Numerous laws and projects that concerns both the environment and science to push technology as
a tool to increase the country's economic level. This is to help increase the productivity from
Science, Technology and Innovations (STI) and help benefit the poor people. Moreover, the term
"Filipinnovation" was the coined term used in helping the Philippines to be an innovation hub in
Asia.[4]
The STI was developed further by strengthening the schools and education system such as the
Philippine Science High School (PSHS), which focuses in science, technology and mathematics in
their curriculum. This helps schools produce get more involve in this sector. Private sectors were
also encouraged to participate in developing the schools through organizing events and
sponsorships. Future Filipino scientists and innovators can be produced through this system[4]

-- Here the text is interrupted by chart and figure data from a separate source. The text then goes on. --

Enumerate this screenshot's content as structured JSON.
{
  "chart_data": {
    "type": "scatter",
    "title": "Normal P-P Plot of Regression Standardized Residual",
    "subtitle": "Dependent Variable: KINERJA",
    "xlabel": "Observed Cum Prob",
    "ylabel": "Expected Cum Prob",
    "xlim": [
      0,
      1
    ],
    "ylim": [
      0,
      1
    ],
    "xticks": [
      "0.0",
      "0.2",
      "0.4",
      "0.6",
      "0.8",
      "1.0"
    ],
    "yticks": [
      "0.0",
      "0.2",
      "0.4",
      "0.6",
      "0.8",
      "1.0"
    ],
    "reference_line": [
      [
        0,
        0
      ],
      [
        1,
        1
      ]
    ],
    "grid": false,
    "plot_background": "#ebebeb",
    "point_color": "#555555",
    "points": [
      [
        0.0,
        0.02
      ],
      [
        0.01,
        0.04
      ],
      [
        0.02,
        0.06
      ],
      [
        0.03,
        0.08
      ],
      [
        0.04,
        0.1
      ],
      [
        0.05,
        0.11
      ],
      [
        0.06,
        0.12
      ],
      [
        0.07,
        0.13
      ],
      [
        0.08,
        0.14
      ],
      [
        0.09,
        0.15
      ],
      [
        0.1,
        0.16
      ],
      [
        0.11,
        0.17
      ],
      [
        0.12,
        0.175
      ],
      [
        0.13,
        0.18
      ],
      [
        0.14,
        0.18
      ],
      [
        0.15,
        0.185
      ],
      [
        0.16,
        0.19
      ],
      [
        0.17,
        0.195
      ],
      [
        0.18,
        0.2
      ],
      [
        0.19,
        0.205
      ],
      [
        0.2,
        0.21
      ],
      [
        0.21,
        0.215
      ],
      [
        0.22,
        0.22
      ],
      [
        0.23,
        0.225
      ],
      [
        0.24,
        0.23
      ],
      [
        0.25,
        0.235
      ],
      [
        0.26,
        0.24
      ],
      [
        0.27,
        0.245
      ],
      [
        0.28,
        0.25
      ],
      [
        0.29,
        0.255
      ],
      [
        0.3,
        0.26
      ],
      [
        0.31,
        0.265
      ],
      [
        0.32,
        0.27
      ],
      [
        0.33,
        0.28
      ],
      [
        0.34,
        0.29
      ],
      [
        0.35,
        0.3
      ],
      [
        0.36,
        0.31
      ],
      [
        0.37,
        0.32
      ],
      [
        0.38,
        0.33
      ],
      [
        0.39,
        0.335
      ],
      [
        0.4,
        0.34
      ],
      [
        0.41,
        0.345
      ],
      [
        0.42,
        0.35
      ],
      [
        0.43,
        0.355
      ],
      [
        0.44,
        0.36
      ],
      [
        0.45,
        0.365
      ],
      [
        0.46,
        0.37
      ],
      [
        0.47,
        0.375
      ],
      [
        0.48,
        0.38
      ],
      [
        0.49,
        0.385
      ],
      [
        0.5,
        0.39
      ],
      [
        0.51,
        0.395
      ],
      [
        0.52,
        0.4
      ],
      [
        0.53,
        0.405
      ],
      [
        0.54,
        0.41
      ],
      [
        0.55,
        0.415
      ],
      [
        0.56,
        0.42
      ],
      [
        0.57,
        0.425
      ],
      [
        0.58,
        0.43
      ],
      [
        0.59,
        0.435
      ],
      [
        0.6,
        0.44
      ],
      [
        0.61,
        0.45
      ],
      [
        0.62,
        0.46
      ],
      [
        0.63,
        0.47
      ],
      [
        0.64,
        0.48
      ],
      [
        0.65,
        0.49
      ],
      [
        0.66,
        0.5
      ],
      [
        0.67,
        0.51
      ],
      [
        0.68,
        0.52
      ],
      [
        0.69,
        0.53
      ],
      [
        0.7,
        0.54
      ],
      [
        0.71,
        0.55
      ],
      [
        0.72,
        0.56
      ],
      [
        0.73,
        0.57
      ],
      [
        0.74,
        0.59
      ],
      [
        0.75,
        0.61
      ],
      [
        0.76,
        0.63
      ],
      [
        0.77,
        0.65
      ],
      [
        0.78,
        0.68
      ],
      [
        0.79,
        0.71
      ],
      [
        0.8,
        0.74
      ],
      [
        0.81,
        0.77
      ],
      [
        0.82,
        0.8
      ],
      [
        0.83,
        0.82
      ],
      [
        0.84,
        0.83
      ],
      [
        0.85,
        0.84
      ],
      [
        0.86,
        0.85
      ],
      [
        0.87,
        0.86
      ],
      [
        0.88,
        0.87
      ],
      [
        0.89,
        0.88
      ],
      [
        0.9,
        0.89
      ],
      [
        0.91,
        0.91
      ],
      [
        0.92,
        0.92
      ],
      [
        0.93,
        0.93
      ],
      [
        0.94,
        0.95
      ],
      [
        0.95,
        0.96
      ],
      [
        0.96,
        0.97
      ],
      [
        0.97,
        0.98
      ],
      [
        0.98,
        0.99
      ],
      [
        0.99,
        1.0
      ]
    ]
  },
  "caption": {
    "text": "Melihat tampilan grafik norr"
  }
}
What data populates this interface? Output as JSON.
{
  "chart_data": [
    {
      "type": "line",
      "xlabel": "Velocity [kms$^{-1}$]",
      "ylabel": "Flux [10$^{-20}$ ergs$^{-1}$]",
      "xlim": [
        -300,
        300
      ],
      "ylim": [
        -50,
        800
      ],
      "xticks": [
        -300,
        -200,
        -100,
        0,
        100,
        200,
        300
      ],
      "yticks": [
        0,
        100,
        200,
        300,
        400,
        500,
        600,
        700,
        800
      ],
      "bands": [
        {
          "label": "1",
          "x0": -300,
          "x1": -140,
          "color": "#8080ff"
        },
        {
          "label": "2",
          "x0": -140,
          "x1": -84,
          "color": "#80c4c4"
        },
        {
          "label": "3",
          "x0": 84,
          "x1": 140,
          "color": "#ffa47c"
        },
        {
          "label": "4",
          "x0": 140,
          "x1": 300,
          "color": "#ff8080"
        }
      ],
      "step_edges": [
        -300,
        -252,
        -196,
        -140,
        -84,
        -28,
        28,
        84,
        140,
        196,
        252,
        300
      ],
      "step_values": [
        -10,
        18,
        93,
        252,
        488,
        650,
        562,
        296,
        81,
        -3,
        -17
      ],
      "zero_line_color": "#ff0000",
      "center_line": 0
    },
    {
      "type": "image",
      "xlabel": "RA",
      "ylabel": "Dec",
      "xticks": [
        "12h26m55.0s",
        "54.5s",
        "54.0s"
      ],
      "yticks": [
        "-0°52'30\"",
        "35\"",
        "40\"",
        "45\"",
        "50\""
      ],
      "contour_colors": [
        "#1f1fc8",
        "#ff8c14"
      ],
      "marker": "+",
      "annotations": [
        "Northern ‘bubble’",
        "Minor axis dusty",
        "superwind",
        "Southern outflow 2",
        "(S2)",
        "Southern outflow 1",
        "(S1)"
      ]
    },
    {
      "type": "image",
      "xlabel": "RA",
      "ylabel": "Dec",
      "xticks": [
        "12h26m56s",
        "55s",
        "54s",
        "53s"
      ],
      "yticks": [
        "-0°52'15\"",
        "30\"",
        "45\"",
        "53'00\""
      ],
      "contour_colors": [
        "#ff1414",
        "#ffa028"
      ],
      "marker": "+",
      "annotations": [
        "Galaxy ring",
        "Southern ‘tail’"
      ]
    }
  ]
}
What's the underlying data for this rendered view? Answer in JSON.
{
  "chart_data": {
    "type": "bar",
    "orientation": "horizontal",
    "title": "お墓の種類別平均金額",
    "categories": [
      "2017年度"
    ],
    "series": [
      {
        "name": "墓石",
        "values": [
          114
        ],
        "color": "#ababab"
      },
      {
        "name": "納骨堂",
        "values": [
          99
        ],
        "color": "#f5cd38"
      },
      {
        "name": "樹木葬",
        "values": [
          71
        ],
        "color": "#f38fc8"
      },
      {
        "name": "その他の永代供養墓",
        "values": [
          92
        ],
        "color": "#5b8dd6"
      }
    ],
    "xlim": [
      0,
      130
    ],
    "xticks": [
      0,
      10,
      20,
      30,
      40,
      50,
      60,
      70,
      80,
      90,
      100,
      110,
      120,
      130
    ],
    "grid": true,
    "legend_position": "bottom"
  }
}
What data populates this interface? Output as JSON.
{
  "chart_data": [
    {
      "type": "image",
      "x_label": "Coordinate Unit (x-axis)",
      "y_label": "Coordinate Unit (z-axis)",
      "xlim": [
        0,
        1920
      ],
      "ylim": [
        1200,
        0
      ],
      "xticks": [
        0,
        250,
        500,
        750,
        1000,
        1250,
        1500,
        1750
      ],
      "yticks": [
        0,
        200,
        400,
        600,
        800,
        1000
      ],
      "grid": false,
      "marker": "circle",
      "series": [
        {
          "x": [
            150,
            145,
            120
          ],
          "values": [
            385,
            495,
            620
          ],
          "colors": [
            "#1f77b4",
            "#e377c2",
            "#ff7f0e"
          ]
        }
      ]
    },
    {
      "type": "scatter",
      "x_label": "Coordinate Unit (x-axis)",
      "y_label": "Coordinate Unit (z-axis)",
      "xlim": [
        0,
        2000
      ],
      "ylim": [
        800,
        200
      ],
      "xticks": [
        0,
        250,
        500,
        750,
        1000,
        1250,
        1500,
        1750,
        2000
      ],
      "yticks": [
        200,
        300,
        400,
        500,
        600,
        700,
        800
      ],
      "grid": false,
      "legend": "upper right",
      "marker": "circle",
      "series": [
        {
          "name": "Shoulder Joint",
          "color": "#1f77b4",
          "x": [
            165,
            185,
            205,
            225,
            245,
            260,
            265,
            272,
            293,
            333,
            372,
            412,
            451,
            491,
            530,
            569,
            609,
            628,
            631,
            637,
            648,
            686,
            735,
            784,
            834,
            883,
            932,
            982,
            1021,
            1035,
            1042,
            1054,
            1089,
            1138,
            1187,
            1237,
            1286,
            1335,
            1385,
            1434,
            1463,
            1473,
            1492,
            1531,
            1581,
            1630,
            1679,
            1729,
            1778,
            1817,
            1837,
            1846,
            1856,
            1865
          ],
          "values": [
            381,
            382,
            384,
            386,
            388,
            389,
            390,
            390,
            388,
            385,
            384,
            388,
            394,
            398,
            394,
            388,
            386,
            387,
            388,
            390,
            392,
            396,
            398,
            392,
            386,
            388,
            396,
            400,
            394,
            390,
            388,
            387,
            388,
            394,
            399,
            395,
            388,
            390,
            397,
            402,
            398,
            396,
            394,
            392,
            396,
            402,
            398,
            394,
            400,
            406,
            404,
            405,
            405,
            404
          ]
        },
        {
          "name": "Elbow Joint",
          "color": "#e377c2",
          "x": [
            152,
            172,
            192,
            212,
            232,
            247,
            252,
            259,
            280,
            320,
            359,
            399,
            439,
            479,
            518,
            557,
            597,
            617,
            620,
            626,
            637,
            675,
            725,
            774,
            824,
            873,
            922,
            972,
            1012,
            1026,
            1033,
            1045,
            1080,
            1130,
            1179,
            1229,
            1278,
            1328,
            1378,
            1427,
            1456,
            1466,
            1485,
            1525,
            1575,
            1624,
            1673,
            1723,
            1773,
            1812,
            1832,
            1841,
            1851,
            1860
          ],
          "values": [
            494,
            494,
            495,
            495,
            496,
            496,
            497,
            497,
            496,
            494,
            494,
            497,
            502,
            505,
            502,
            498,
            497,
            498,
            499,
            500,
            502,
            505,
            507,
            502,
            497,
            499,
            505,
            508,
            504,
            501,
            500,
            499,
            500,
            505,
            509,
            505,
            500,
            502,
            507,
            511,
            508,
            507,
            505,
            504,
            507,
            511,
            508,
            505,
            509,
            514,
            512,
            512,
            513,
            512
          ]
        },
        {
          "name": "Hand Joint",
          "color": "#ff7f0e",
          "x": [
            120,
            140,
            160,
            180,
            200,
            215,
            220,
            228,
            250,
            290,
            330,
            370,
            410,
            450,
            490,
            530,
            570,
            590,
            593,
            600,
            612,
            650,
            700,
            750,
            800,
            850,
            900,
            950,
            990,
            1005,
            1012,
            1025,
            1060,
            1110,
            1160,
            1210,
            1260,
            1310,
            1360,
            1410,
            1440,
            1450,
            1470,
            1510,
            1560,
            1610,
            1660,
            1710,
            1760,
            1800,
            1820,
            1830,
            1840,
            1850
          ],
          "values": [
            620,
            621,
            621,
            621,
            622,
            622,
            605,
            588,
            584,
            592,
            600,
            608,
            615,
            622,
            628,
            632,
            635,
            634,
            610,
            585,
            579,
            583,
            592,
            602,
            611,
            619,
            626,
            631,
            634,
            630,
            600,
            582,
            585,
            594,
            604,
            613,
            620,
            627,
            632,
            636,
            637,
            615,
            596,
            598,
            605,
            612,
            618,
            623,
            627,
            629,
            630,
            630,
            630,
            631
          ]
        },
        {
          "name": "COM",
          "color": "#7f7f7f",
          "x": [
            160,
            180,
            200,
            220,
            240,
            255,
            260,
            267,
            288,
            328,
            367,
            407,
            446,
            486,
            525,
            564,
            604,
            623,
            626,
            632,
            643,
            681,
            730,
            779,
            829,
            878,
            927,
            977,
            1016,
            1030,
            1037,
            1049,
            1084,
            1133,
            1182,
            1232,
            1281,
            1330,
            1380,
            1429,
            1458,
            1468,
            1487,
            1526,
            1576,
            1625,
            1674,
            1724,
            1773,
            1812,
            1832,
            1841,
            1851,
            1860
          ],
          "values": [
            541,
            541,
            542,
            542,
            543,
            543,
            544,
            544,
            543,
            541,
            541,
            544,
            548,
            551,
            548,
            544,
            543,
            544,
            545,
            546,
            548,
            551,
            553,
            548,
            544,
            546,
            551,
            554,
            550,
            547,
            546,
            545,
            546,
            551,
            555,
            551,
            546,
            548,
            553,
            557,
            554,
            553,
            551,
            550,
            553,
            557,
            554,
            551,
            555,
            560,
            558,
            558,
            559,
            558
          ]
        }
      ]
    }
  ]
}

Helping the environment was one of the focus in developing technology in the Philippines. One of
the more known laws to be passed by her administration was the R.A. 9367 or the "Biofuels" act.
This act promotes the development and usage of biofuels throughout the country. This potentially
enables a cheaper alternative to gasoline as a medium in producing energy. Also, this benefits the
environment since it boasts a cleaner emission compared to regular fuel. Yet, setbacks such as lack
of raw materials is holding the full implementation of the laws since importing the necessary
materials are imported more.[5] On one had, drought-free rice was also highly encouraged to by used
during her term. This enables farmers to produce rice despite the environmental hazards that slows
or stops the production.[3]
In an effort to improve the efficiency of both land and water, the government imposes Republic Act
10601 which improves the Agriculture and Fisheries Sector through Mechanization (AFMech). RA
10601 covers research, development, and extension (RDE), promotion, distribution, supply,
assembling, manufacturing, regulation, use, operation, maintenance and project implementation of
agricultural and fisheries machinery and equipment (Section 4).[38]
In 2014, President Aquino conferred four new National Scientist for their contribution in the Scientific
field,[39] Academicians Gavino C. Trono, Angel C. Alcala, Ramon C. Barba, and Edgardo D. Gomez
was honored in their respective fields. Trono's contribution helped a lot of families in the coastal
populations through the extensives studies he made on seaweed species. On the other hand, Alcala
served as the pioneer scientist and advocate of coral reefs aside from his contribution in the fields of
systematics, secology and herpetology. Barba's contribution changes the seasonal supply of fresh
fruits to an all year round availability of mangoes through his studies on the induction of flowering of
mango and micropropagation of important crop species. Lastly, Gomez steered the national-scale
assessment of damage coral reefs which led a national conservation.